Юная отшельница долго не склонялась, наконец уступила и приложила алые уста свои к хмельному напитку.
— А ты, мать Секлетея? А ты-то, мать Секлетея? — повторял все более и более соделывающийся дружелюбным и общительным отец Мордарий. — Отец Михаил! окажите благое содействие, благословите мать Секлетею на честное чоканье!
— Пей, пей, мать Секлетея! Я благословляю! — воскликнул Вертоградов, — я хочу, чтоб все пили! Пей!
— Пей! — повторил отец Мордарий.
И оба протягивали к ней сосуды, наполненные сердцевеселящими и умопомрачающими напитками.
— Головою я слаба, телом немощна! — отказывалась соблюдающая ясность своего рассуждения мать Секлетея, хотя распространявшийся из сосудов хмельной аромат видимо искусительно на нее действовал и заставлял одно ее сверкающее око вспыхивать, а другое моргать медленнее. — Головою слаб…
— Пей! пей! — заревел Вертоградов с бывалою своею неукротимостию. — Говорю, пей! хочу, чтобы все пили!
— Благое дело! благое дело! — рокотал отец Мордарий, — сотворим возлияние!
— За ваше здравие, отец Михаил! Да пошлет вам творец вседержитель всякого благополучия и удовольствия во всех мыслях ваших и делах ваших! — сказала мать Секлетея.
— Еще пей! Еще пей! — ревел Вертоградов.
— Благое дело! Люблю! Люблю! Я это люблю, и конец! Конец, и люблю! — воскликнул отец Мордарий, уста которого после последнего «возлияния» начали с трудом раздвигаться, как бы склеиваемые застывающей смолою. — Я люблю. Я люблю. Восхвалим господа и возлием. И больше ничего! Восхвалим и возлием. И больше ничего!
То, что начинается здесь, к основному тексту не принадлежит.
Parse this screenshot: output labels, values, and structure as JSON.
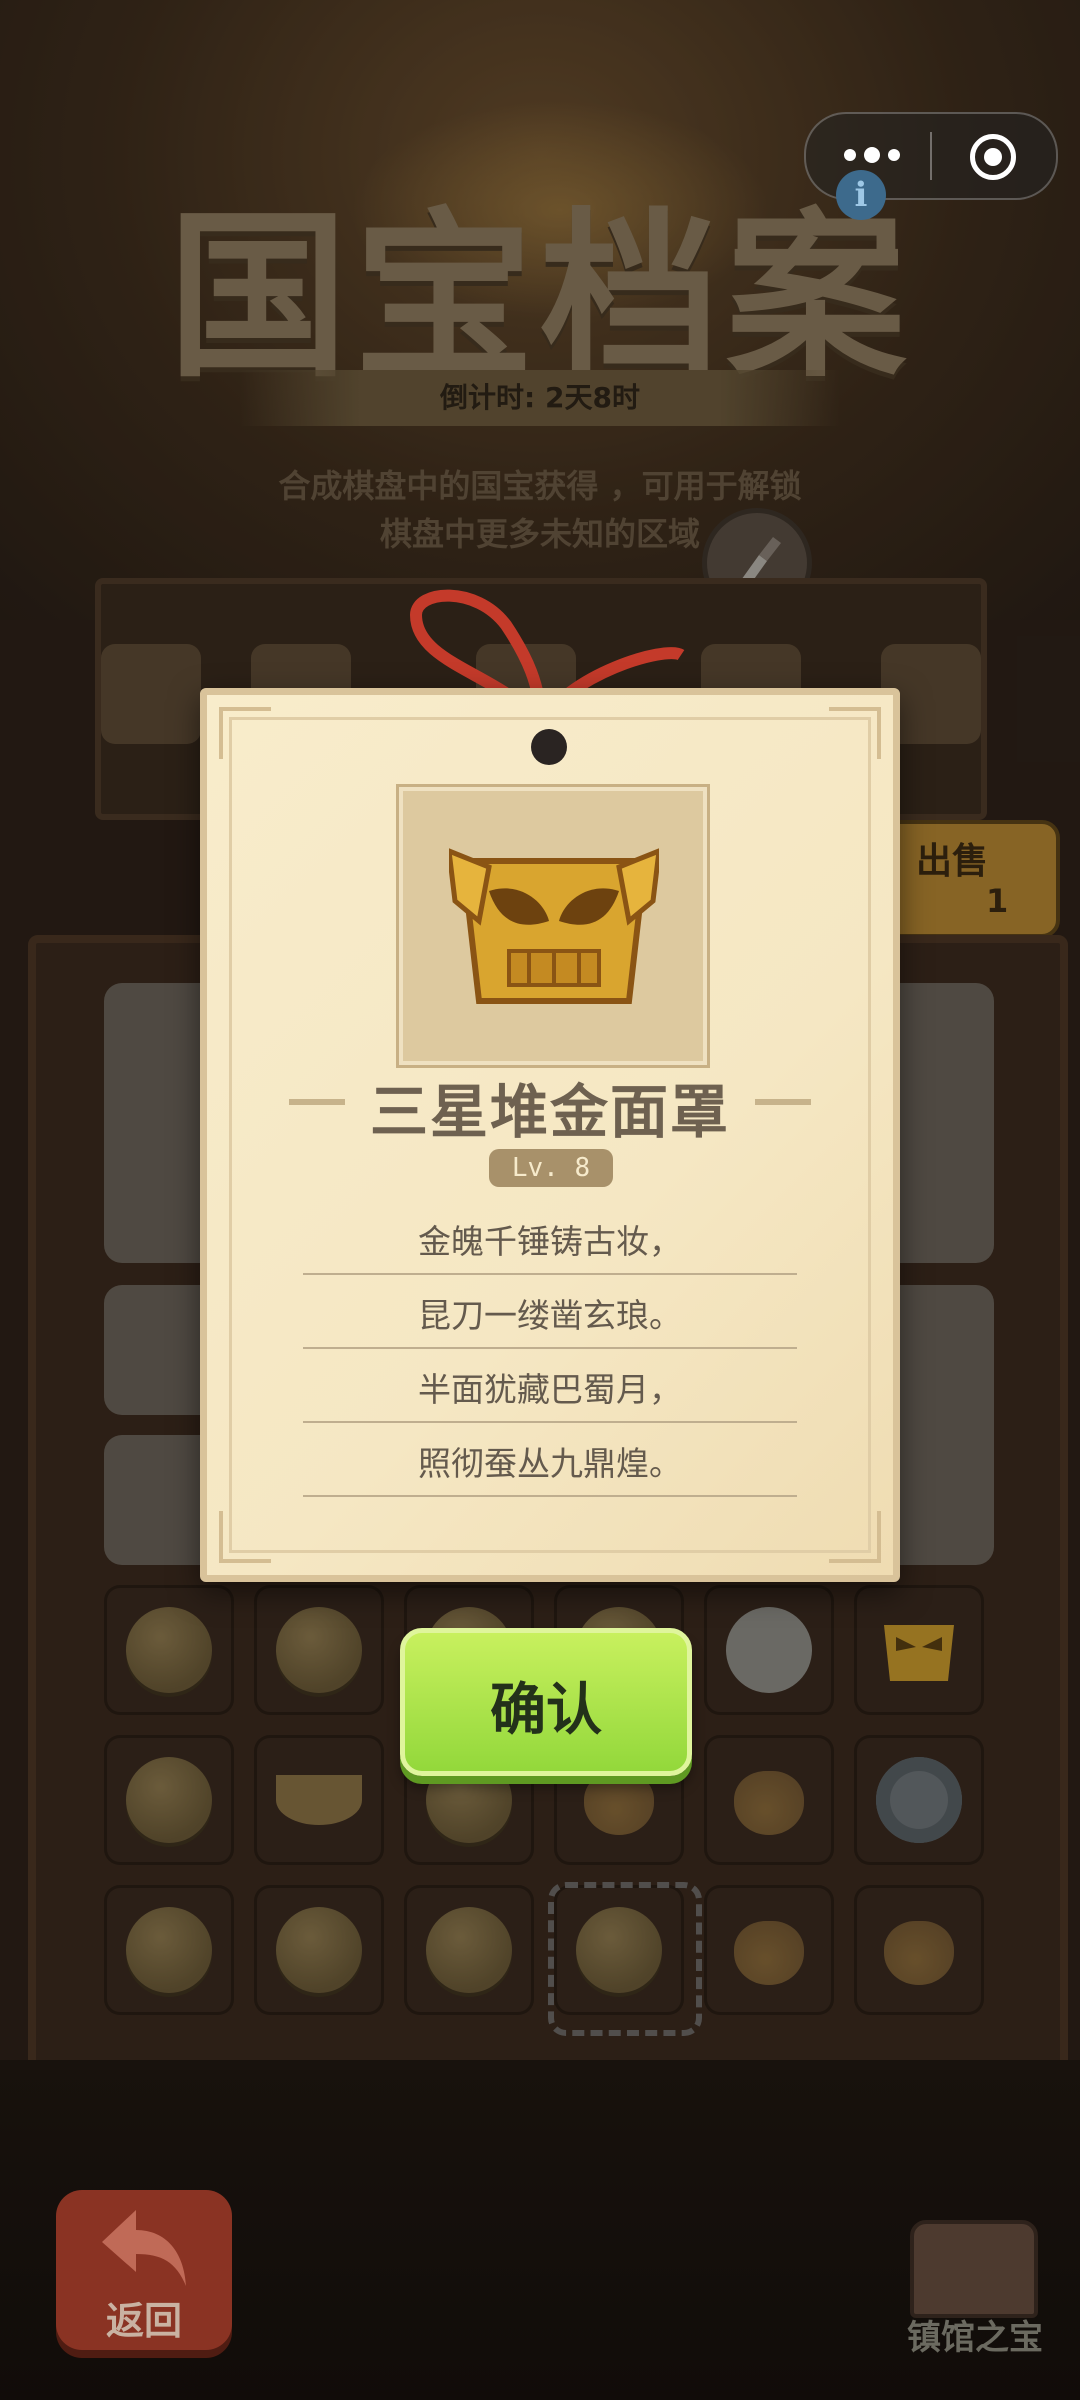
{
  "header": {
    "title": "国宝档案",
    "countdown": "倒计时: 2天8时",
    "intro_line1": "合成棋盘中的国宝获得  ，可用于解锁",
    "intro_line2": "棋盘中更多未知的区域"
  },
  "sell": {
    "label": "出售",
    "count": "1"
  },
  "card": {
    "item_name": "三星堆金面罩",
    "level": "Lv. 8",
    "poem": [
      "金魄千锤铸古妆，",
      "昆刀一缕凿玄琅。",
      "半面犹藏巴蜀月，",
      "照彻蚕丛九鼎煌。"
    ]
  },
  "confirm_label": "确认",
  "footer": {
    "back_label": "返回",
    "treasure_label": "镇馆之宝"
  },
  "icons": {
    "menu": "more-dots-icon",
    "target": "close-target-icon",
    "brush": "brush-icon",
    "mask": "golden-mask-icon",
    "back": "back-arrow-icon"
  },
  "colors": {
    "confirm_green": "#a9e24a",
    "card_paper": "#f6e8c5",
    "back_red": "#8a3323"
  }
}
Отец Еремей, представляя собою олицетворение сокрушения, воздвигаемое на замысловатых гробницах князей мира сего, оставался неподвижен, изредка испуская глубокие, как бы грудь его надрывающие вздохи.
— Пейте! пейте! пейте! — рыкал Вертоградов.
Хотя мать Секлетея действовала лукаво, только малую часть наполняемого ей сосуда отпивая, а остальное искусно выплескивая за рамена свои, в траву, тем не менее роковые для сообразительности действий и для необходимого в политике хладнокровия напитки, производя должное затмение рассудка, распалили господствующие над ней страсти; подпав необузданности помянутых страстей, хитроумная жена скоро уподобилась утлой ладье, попавшей в водоворотную пучину; вместо того чтобы продолжать предначертанный ей по волнам путь, отражая нападения благодушною веселостию и почтительным дружелюбием, она закружилась и, презирая опасности крушения, разражалась язвительными, ущипливыми и насмешливыми словами, а также расточала различные вольные и надменные мысли, безумные высокомерные угрозы и зловещие похвальбы. Так, когда отец Еремей в ответ на лепет отца Мордарий, неотступно подносившего ему к подбрадию наполненный наливкою сосуд и заливавший хмельною этою влагою широкорукавные его ризы, привел, кротко отстраняя упрямую, но уже бессильную десницу собрата, соответствующее случаю изречение из пророков, намекающее на посрамление грешников и на возвеличение терпящих праведников, она безумно воскликнула:
— Э! э! ничего! медведь какой страшный, а кольцо-то в губу вправляют!
И затем, устремив на отца Еремея разгоревшееся око свое, другим же лукаво примаргивая, подперлась фертом и, сопровождая каждую фразу свою глумливым присвистом, повторила многократно:
— А кольцо-то в губу вправляют! А кольцо-то в губу вправляют!
— Где кольцо? Где кольцо-о? — лепетал отец Мордарий, шаря перед собою и попадая перстами в расставленные яства. — Кольца нет. Потеряно. И конец. И конец-ц! Кто в меня камнями бросает? Кто в меня камнями… Кто?.. В бороду прямо, кто? Кто?.. в бороду?..
Утратившая последнюю меткость десница Вертоградова, направляя хлебный шарик в белоснежный лик сестры Олимпиады, попала в бороду отца Мордария, который и возомнил, будто бы в него кидают каменьями.